Quant aux bonnes âmes qui se plaignent de la rapacité des compagnies et qui se persuadent que, pour abaisser les prix et les tarifs, il n’y aurait qu’à substituer l’Etat aux sociétés privées, elles oublient que, le plus souvent — pour les chemins de fer, pour les omnibus, pour le gaz, pour les eaux — l’élévation apparente des tarifs est le fait même des impôts et des taxes mis par l’Etat et par les municipalités; si bien que, d’habitude, l’État et les villes prélèvent, sur toutes les affaires, incomparablement plus que le capital et les actionnaires[2]. Le fisc est autrement vorace que le

  1. .C’est ainsi que, pour les postes et les télégraphes, l’État n’admet pas d’être rendu responsable des retards ou des erreurs du service, et pour le télégraphe notamment, les erreurs sont fréquentes et portent souvent un préjudice réel.
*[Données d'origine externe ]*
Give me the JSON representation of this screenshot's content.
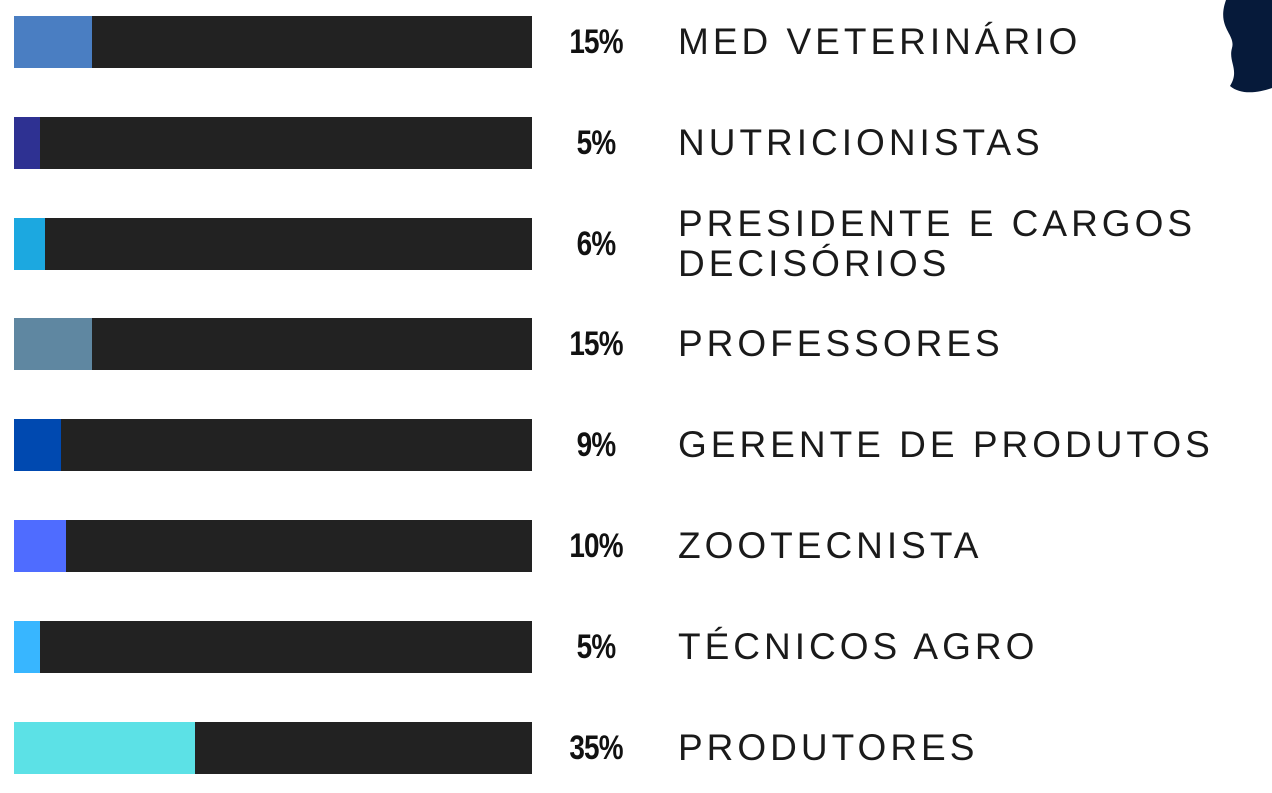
{
  "chart_data": {
    "type": "bar",
    "orientation": "horizontal",
    "categories": [
      "MED VETERINÁRIO",
      "NUTRICIONISTAS",
      "PRESIDENTE E CARGOS DECISÓRIOS",
      "PROFESSORES",
      "GERENTE DE PRODUTOS",
      "ZOOTECNISTA",
      "TÉCNICOS AGRO",
      "PRODUTORES"
    ],
    "values": [
      15,
      5,
      6,
      15,
      9,
      10,
      5,
      35
    ],
    "value_labels": [
      "15%",
      "5%",
      "6%",
      "15%",
      "9%",
      "10%",
      "5%",
      "35%"
    ],
    "colors": [
      "#4a7ec2",
      "#2e3192",
      "#1ca8e0",
      "#5f87a1",
      "#0049b0",
      "#4f6cff",
      "#38b6ff",
      "#5ce1e6"
    ],
    "track_color": "#222222",
    "xlim": [
      0,
      100
    ]
  }
}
De ces erreurs de l’administration des télégraphes, dont il est inutile de se plaindre, j’en puis citer une qui m’a mis dans l’embarras, il y a quelques mois. Je devais aller à Lille inaugurer une série de conférences placées sous le patronage du Comité de Défense et de Progrès social, lorsque, à ma grande surprise, le 22 janvier dernier, je reçus un télégramme ainsi libellé : Conférences lilloises commenceront vendredi sans votre présence. J’allais renoncer à partir, quand une lettre m’apprit qu’on m’attendait toujours. On m’avait télégraphié de Lille : Conférences commenceront sous votre présidence.
  2. Je pourrais citer, de nouveau, l’exemple des Compagnies de voitures et d’omnibus de Paris qui payent à l’État et à la Ville, en droits, redevances et taxes de toute sorte, deux et trois fois plus qu’elles n’attribuent à leurs actionnaires. Ainsi les Omnibus de Paris ont, en 1892, supporté 121 francs, en 1893, 131 francs de taxes diverses par action, tandis que le dividende distribué à chacune des actions ne montait qu’à 40 francs. L’État et la Ville prélèvent ainsi trois fois plus que le capital. Voyez le Rapport du Conseil d’administration pour l’année 1893. Quant à la Compagnie générale des Voitures de Paris, elle payait à l’État et à la Ville, en 1893, 68, 40 pour 100 de ses bénéfices bruts. Pour le bénéfice net, la recette quotidienne d’une voiture de place était en moyenne de 15 fr. 43, prix de location de la voiture au cocher. Sur cette somme l’État et la Ville percevaient en impôts 2 fr. 44 et le capital seulement 11 centimes. En d’autres termes, une voiture qui rapportait net 39 fr. 37 pour l’année, payait 890 fr. 75 d’impôts. Voyez le Rapport du Conseil d’administration à l’assemblée générale du 30 avril 1894.